Parfois, en tant que médecin, on me demande de voir aux urgences un patient complètement muet. Ils sont assis immobiles, regardant autour de la pièce. Je lève leur bras et il reste dans cette position. Quelqu’un fait un test sanguin et il ne grimace même pas. Ils n’ont rien mangé ni bu depuis un jour ou deux.
Des questions commencent à vous traverser l’esprit. Qu’est-ce qui ne va pas avec eux? Répondraient-ils à quelqu’un d’autre ? Ont-ils une lésion cérébrale? Est-ce qu’ils le mettent? Et – le plus difficile de tout – comment puis-je savoir ce qui se passe s’ils ne peuvent pas me le dire ?
Je suis psychiatre et chercheur spécialisé dans une maladie rare connue sous le nom de catatonie, une forme grave de maladie mentale où les gens ont des problèmes de mouvement et d’élocution.
La catatonie peut durer de quelques heures à des semaines, des mois voire des années. Certaines personnes ont des épisodes récurrents. J’ai parlé à des médecins, des infirmières, des universitaires, des patients et des soignants de cette maladie.
Une question revient plus que toute autre : à quoi pensent les personnes atteintes de catatonie ? Pensent-ils même ?
Lorsqu’une personne peut à peine bouger ou parler, il est facile de supposer qu’elle n’est pas consciente non plus. Les recherches de ces dernières années ont montré que ce n’est pas le cas. En fait, si quoi que ce soit, c’est le contraire.
Les personnes atteintes de catatonie expriment souvent une anxiété intense et disent se sentir submergées par les sentiments. Ce n’est pas que les personnes atteintes de catatonie n’ont pas de pensées – c’est peut-être qu’elles en ont trop.
Mais quelles sont ces pensées ? Qu’est-ce que l’esprit pourrait faire qui vous ferait geler? Dans une nouvelle étude, mes collègues et moi avons essayé de faire la lumière là-dessus.
Des centaines de malades
En examinant les notes de cas de centaines de patients qui avaient subi une catatonie, nous avons constaté que quelques-uns avaient parlé de ce qui s’était passé, soit à l’époque, soit plus tard. Beaucoup n’étaient pas au courant ou ne se souvenaient pas de ce qui se passait.
Certains ont décrit avoir ressenti une peur écrasante. Certains étaient conscients de la douleur de rester rigides pendant si longtemps, mais, néanmoins, semblaient incapables de bouger. Ce que nous avons trouvé le plus intéressant, cependant, ce sont les personnes qui avaient – à un certain niveau – une explication rationnelle de la catatonie. Les notes d’un patient se lisaient comme suit :
Je l’ai rencontré à genoux sur le sol, le front contre le sol. Il a dit qu’il avait adopté la position pour sauver sa vie et n’arrêtait pas de demander à être vu par un médecin du cou… Il n’arrêtait pas de parler de sa tête tombant de son cou.
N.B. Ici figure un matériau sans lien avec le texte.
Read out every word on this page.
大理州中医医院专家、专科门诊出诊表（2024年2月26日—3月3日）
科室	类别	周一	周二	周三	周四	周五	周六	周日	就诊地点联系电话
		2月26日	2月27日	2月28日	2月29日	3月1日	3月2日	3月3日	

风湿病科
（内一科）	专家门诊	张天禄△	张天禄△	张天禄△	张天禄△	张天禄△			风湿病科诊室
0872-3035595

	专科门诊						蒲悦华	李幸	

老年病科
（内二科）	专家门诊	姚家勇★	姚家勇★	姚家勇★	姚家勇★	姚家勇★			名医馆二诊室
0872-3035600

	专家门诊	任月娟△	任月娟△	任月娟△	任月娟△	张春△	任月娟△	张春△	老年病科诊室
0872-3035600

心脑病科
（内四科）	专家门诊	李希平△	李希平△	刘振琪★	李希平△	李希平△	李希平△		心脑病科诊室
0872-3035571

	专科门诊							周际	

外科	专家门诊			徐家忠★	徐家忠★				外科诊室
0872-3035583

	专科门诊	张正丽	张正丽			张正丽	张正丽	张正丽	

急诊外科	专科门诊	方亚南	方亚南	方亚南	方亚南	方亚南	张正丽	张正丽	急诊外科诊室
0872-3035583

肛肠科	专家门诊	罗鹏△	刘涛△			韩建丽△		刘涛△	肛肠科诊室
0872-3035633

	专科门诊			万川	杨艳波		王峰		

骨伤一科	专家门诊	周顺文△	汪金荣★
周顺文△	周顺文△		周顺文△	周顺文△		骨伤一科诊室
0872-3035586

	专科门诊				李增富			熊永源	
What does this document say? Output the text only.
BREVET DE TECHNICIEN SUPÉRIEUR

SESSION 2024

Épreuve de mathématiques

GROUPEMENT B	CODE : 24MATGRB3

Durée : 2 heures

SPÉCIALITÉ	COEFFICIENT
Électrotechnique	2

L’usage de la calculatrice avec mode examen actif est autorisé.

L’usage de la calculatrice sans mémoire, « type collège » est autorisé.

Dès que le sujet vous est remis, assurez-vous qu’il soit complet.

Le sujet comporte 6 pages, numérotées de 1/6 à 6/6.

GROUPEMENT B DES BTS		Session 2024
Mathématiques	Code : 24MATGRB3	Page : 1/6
Si vous pensiez réellement que votre tête risquait de tomber de manière imminente, ce ne serait peut-être pas une si mauvaise idée de la maintenir en place sur le sol.
Pour d’autres, c’étaient des voix (hallucinations) qui leur ordonnaient de faire certaines choses. On a dit à une personne que sa tête exploserait si elle bougeait – une raison assez impérieuse de rester immobile. Un autre pensait que Dieu lui disait de ne pas manger ni boire.
Feinte de mort
Une théorie de la catatonie est qu’elle est similaire à la “feinte de mort” que certains animaux montrent. Lorsqu’ils sont confrontés à un prédateur d’une taille ou d’une force écrasante, certaines proies gèlent et il est probable que le prédateur ne les remarque pas.
Une patiente de l’étude a décrit avec vivacité avoir vu un serpent (qui lui a également parlé). Nous ne pouvons pas dire à partir d’un seul exemple que son corps adoptait une défense primitive contre un prédateur, mais c’est certainement une possibilité.
La catatonie reste une maladie mystérieuse, coincée à mi-chemin entre la neurologie et la psychiatrie. Au moins en comprenant ce que les gens peuvent vivre, nous pouvons apporter réconfort et empathie.
Jonathan Rogers, Wellcome Trust Clinical Fellow en psychiatrie, UCL.
Cet article est republié de The Conversation sous une licence Creative Commons. Lire l’article d’origine.